Like a sci-fi Rushdie or Dickens, Mieville revels in detail and lush descriptive language, and his city of New Crobuzon -- with its vile slums and peculiar brothels, political machinations and crime networks, artists and renegade scientists, "xenian" races, sentient constructs and horrific "Re-made" underclass -- reflects world-building on such a massively detailed scale that by the time you've finished you feel as if you could navigate its strange, seething streets yourself. On a few occasions, especially as the many narrative threads start coming together and the nail-biting climax approaches, these dense descriptive passages feel as if they are bogging down the tale, but their intrinsic beauty and alien horror are well worth the time spent in detour.

As a sidenote, Perdido Street Station is the first of three books set in the world of Bas-Lag. The second, The Scar, is not really dependent on having read the first, but The Iron Council (review coming soon) really is. Read them all, and I guarantee you will never forget Bas-Lag.

Thursday, June 28, 2012

Book Review: Blackbirds, by Chuck Wendig

 4.5/5

If Joss Whedon and Chuck Palahniuk had a love child, she might be called Miriam Black. A foul-mouthed and totally kick-ass borderline sociopath, Miriam also sees the future . . . or at least one particular kind of future: your death.

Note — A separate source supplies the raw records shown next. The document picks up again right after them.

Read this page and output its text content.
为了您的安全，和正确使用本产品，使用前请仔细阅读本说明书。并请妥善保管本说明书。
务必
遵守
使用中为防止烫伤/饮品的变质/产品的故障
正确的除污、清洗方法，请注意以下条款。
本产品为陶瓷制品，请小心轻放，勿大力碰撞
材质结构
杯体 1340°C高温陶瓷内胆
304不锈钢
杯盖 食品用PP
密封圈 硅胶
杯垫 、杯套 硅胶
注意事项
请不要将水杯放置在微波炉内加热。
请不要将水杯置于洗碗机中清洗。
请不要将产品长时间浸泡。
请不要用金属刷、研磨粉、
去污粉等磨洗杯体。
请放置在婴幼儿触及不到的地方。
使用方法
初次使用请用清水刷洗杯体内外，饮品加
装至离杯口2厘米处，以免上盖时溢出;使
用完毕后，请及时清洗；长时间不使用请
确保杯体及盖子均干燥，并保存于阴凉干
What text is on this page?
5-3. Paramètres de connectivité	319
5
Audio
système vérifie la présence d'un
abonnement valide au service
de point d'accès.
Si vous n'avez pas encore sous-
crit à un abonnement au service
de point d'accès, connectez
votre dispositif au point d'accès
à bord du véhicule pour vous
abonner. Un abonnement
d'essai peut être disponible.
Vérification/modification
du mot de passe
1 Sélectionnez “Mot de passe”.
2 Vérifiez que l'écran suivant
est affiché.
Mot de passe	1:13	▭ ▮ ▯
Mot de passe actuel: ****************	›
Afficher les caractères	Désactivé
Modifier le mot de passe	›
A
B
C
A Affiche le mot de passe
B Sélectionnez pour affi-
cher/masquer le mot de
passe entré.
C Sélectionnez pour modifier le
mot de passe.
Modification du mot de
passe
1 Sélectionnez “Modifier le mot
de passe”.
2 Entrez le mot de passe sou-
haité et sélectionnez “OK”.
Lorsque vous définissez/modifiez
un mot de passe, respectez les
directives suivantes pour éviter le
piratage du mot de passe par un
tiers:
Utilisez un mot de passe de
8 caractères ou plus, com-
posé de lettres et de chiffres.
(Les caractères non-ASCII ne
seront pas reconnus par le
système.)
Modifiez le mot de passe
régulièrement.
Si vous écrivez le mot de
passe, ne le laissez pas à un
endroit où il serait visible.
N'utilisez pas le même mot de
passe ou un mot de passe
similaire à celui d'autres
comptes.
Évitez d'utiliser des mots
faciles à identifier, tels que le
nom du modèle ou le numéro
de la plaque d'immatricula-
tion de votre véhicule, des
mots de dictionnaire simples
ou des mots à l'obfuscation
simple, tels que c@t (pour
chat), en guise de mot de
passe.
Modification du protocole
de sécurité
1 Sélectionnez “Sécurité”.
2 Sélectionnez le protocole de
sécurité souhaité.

With a simple touch of her hand, she knows exactly when, where and how you're gonna snuff it, and it's mostly not very pretty.

Neither is her life. When we meet Miriam -- in a cheap hotel room, posing as a truck-stop hooker -- it's just another day for her. On the grift, she makes her way by profiting from deaths foreseen. Having long ago come to the conclusion that she can't beat fate, so might as well profit from it, the self-proclaimed "vulture," is watching the clock on her current seedy mark (it's three minutes and counting) so she can liberate his cash and valuables, and move on. You can imagine how it's hard for her to make friends.

But when Miriam hitches a ride from nice-guy trucker Louis, she senses her own presence at his strange and violent death a few weeks hence. The vision haunts her, and somehow, a chance ride turns into an uneasy friendship, which kick-starts a twisted race to beat the reaper -- and maybe change the future.

I bought this book because I couldn't resist its gorgeous cover art, but Chuck Wendig really delivers the goods: Blackbirds is a fast-paced, ultra-violent supernatural noir, with cheeky dialogue and a vivid pop-culture vibe. 4.5 stars instead of 5, because sometimes the writing is too self-consciously edgy (a freeway has a "crusty, broken dividing line like a spattered stripe of golden piss"), but just as often lines made me laugh out loud.

At the time I picked it up, I was unaware that Blackbirds is the start of a series. Sometimes this really bugs me -- can nobody write a stand-alone anymore? -- but in this case, I'm glad. Miriam may have morals deep into the grey zone (and a mouth like a sailor, and a serious drinking problem . . .) but she's good, snarky company. And contrary to some other reviewers, I find Miriam to have a very believable "female voice." She may not be a role model, but like Arya Stark, Lisbeth Salander, or any number of Whedon's warrior women before her, she's one girl that doesn't take any shit. Even from Fate.